No - that is not what you and others have been saying/implying!
@IloveJKRowling was suggesting having a longer school holiday at Christmas and cutting the next summer holiday short.
I disagreed with that suggestion and then you disagreed with me.
That implied that you wanted school shut for four weeks at Christmas and a shorter summer holiday next year. You said having fun didn't matter.
If you are now saying that you would like a couple of weeks of remote learning around the Christmas holidays that is different and something I have agreed with on this thread.[/quote]
Just speaking for myself. This is just simple misunderstanding.

  1. I want schools to be safer and in the current climate I think that would be best achieved if they closed their physical sites, and switch to full online learning. But as a min measure masks, max 15 in class, proper SD, ventilation
  2. xmas one week - from the above it comes that yes, I personally think that kids shouldn't be in school as per now. And if means and added 1 week in the summer, be it. Either online of fully closed, the point would be to break the transmission cycles.
  3. It's hard to simply say fun doesn't matter, although I agree that how I wrote it - it comes through as that.

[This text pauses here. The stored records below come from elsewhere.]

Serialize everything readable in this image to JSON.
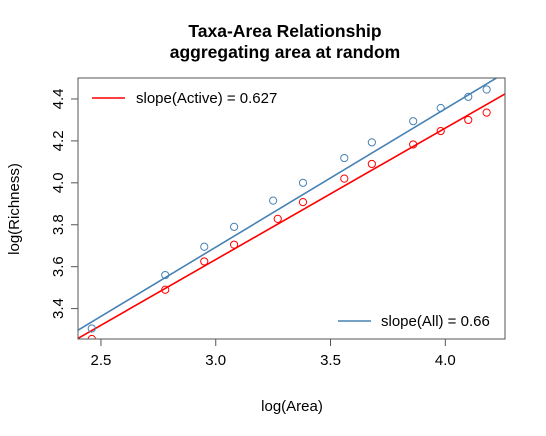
{
  "chart_data": {
    "type": "scatter",
    "title": "Taxa-Area Relationship",
    "subtitle": "aggregating area at random",
    "xlabel": "log(Area)",
    "ylabel": "log(Richness)",
    "xlim": [
      2.4,
      4.26
    ],
    "ylim": [
      3.255,
      4.5
    ],
    "x_ticks": [
      "2.5",
      "3.0",
      "3.5",
      "4.0"
    ],
    "y_ticks": [
      "3.4",
      "3.6",
      "3.8",
      "4.0",
      "4.2",
      "4.4"
    ],
    "grid": false,
    "series": [
      {
        "key": "all",
        "color": "#4682b4",
        "marker": "open-circle",
        "x": [
          2.46,
          2.78,
          2.95,
          3.08,
          3.25,
          3.38,
          3.56,
          3.68,
          3.86,
          3.98,
          4.1,
          4.18
        ],
        "y": [
          3.305,
          3.56,
          3.695,
          3.79,
          3.915,
          4.0,
          4.118,
          4.193,
          4.294,
          4.357,
          4.41,
          4.445
        ],
        "fit_line": {
          "intercept": 1.713,
          "slope": 0.66
        }
      },
      {
        "key": "active",
        "color": "#ff0000",
        "marker": "open-circle",
        "x": [
          2.46,
          2.78,
          2.95,
          3.08,
          3.27,
          3.38,
          3.56,
          3.68,
          3.86,
          3.98,
          4.1,
          4.18
        ],
        "y": [
          3.255,
          3.49,
          3.625,
          3.705,
          3.828,
          3.908,
          4.02,
          4.09,
          4.183,
          4.247,
          4.3,
          4.335
        ],
        "fit_line": {
          "intercept": 1.753,
          "slope": 0.627
        }
      }
    ],
    "legends": [
      {
        "text": "slope(Active) = 0.627",
        "color": "#ff0000",
        "placement": "top-left"
      },
      {
        "text": "slope(All) = 0.66",
        "color": "#4682b4",
        "placement": "bottom-right"
      }
    ]
  }
}
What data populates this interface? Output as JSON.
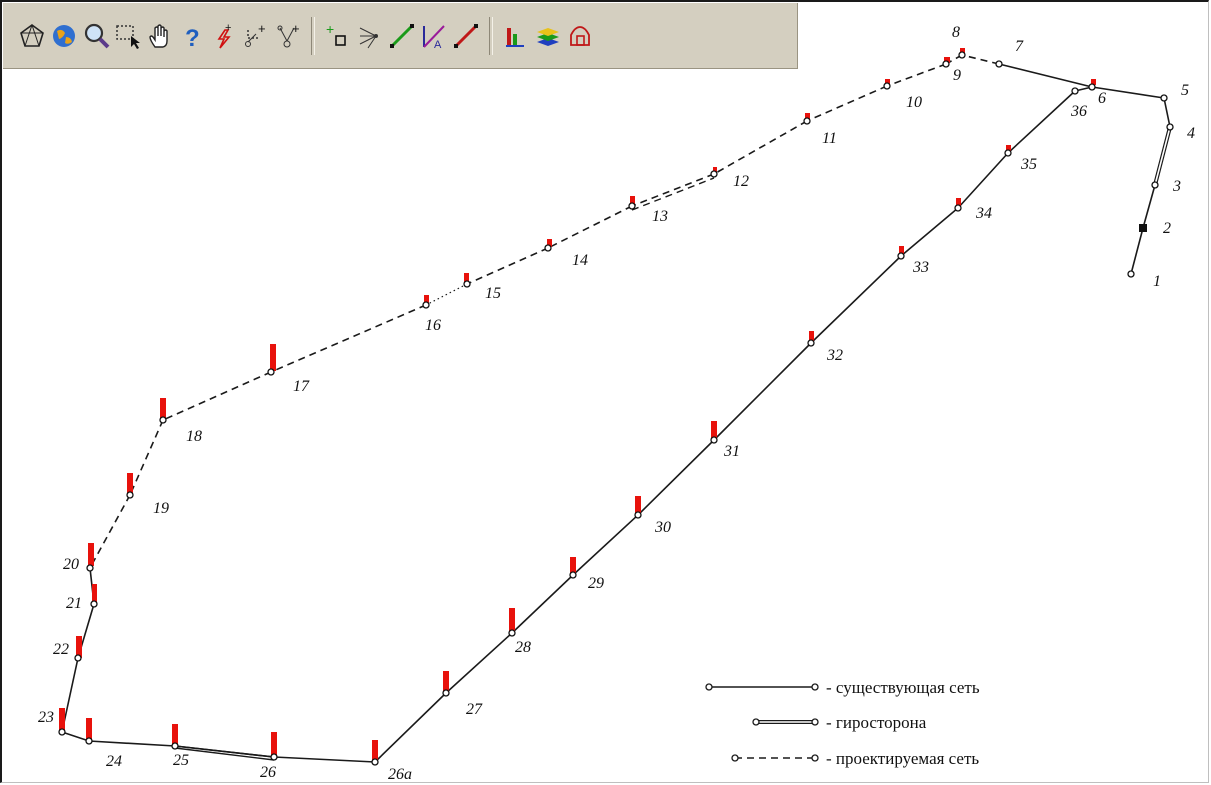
{
  "toolbar": {
    "tools": [
      {
        "icon": "network-pentagon-icon"
      },
      {
        "icon": "globe-icon"
      },
      {
        "icon": "magnifier-icon"
      },
      {
        "icon": "select-rectangle-icon"
      },
      {
        "icon": "pan-hand-icon"
      },
      {
        "icon": "help-question-icon"
      },
      {
        "icon": "add-lightning-icon"
      },
      {
        "icon": "add-angle-icon"
      },
      {
        "icon": "add-branch-icon"
      },
      {
        "icon": "add-point-icon"
      },
      {
        "icon": "directions-icon"
      },
      {
        "icon": "draw-line-green-icon"
      },
      {
        "icon": "angle-measure-icon"
      },
      {
        "icon": "draw-line-red-icon"
      },
      {
        "icon": "bar-chart-icon"
      },
      {
        "icon": "layers-icon"
      },
      {
        "icon": "house-shape-icon"
      }
    ],
    "separators_after": [
      8,
      13
    ]
  },
  "points": [
    {
      "id": "1",
      "label": "1"
    },
    {
      "id": "2",
      "label": "2"
    },
    {
      "id": "3",
      "label": "3"
    },
    {
      "id": "4",
      "label": "4"
    },
    {
      "id": "5",
      "label": "5"
    },
    {
      "id": "6",
      "label": "6"
    },
    {
      "id": "7",
      "label": "7"
    },
    {
      "id": "8",
      "label": "8"
    },
    {
      "id": "9",
      "label": "9"
    },
    {
      "id": "10",
      "label": "10"
    },
    {
      "id": "11",
      "label": "11"
    },
    {
      "id": "12",
      "label": "12"
    },
    {
      "id": "13",
      "label": "13"
    },
    {
      "id": "14",
      "label": "14"
    },
    {
      "id": "15",
      "label": "15"
    },
    {
      "id": "16",
      "label": "16"
    },
    {
      "id": "17",
      "label": "17"
    },
    {
      "id": "18",
      "label": "18"
    },
    {
      "id": "19",
      "label": "19"
    },
    {
      "id": "20",
      "label": "20"
    },
    {
      "id": "21",
      "label": "21"
    },
    {
      "id": "22",
      "label": "22"
    },
    {
      "id": "23",
      "label": "23"
    },
    {
      "id": "24",
      "label": "24"
    },
    {
      "id": "25",
      "label": "25"
    },
    {
      "id": "26",
      "label": "26"
    },
    {
      "id": "26a",
      "label": "26а"
    },
    {
      "id": "27",
      "label": "27"
    },
    {
      "id": "28",
      "label": "28"
    },
    {
      "id": "29",
      "label": "29"
    },
    {
      "id": "30",
      "label": "30"
    },
    {
      "id": "31",
      "label": "31"
    },
    {
      "id": "32",
      "label": "32"
    },
    {
      "id": "33",
      "label": "33"
    },
    {
      "id": "34",
      "label": "34"
    },
    {
      "id": "35",
      "label": "35"
    },
    {
      "id": "36",
      "label": "36"
    }
  ],
  "segments": {
    "existing": [
      [
        "1",
        "2"
      ],
      [
        "2",
        "3"
      ],
      [
        "5",
        "6"
      ],
      [
        "6",
        "7"
      ],
      [
        "6",
        "36"
      ],
      [
        "36",
        "35"
      ],
      [
        "35",
        "34"
      ],
      [
        "34",
        "33"
      ],
      [
        "33",
        "32"
      ],
      [
        "32",
        "31"
      ],
      [
        "31",
        "30"
      ],
      [
        "30",
        "29"
      ],
      [
        "29",
        "28"
      ],
      [
        "28",
        "27"
      ],
      [
        "27",
        "26a"
      ],
      [
        "26a",
        "26"
      ],
      [
        "26",
        "25"
      ],
      [
        "25",
        "24"
      ],
      [
        "24",
        "23"
      ],
      [
        "23",
        "22"
      ],
      [
        "22",
        "21"
      ],
      [
        "21",
        "20"
      ]
    ],
    "gyro": [
      [
        "3",
        "4"
      ]
    ],
    "projected": [
      [
        "7",
        "8"
      ],
      [
        "8",
        "9"
      ],
      [
        "9",
        "10"
      ],
      [
        "10",
        "11"
      ],
      [
        "11",
        "12"
      ],
      [
        "12",
        "13"
      ],
      [
        "13",
        "14"
      ],
      [
        "14",
        "15"
      ],
      [
        "16",
        "17"
      ],
      [
        "17",
        "18"
      ],
      [
        "18",
        "19"
      ],
      [
        "19",
        "20"
      ]
    ],
    "dotted": [
      [
        "15",
        "16"
      ]
    ],
    "extra_existing": [
      [
        "4",
        "5"
      ],
      [
        "25",
        "26"
      ]
    ]
  },
  "legend": {
    "existing_label": "- существующая сеть",
    "gyro_label": "- гиросторона",
    "projected_label": "- проектируемая сеть"
  },
  "colors": {
    "marker_red": "#e8120c",
    "line": "#1a1a1a",
    "toolbar_bg": "#d4cfc0"
  }
}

I think it's really important for both kids/teachers to recharge. BUT if education is at the forefront and above everything I do believe that a reasonable compromise should be on the table. Having
Piggywaspushed · 20/11/2020 15:21

Yes, that was what I was saying grenadines. Giving remote learning in the week before the Christmas holiday seems a real chore to me, for all concerned. it should be a joyous time, not one with yet more work to do. It's a kind of busy work. I don't think it will happen, anyway. Government's current position is school at all costs.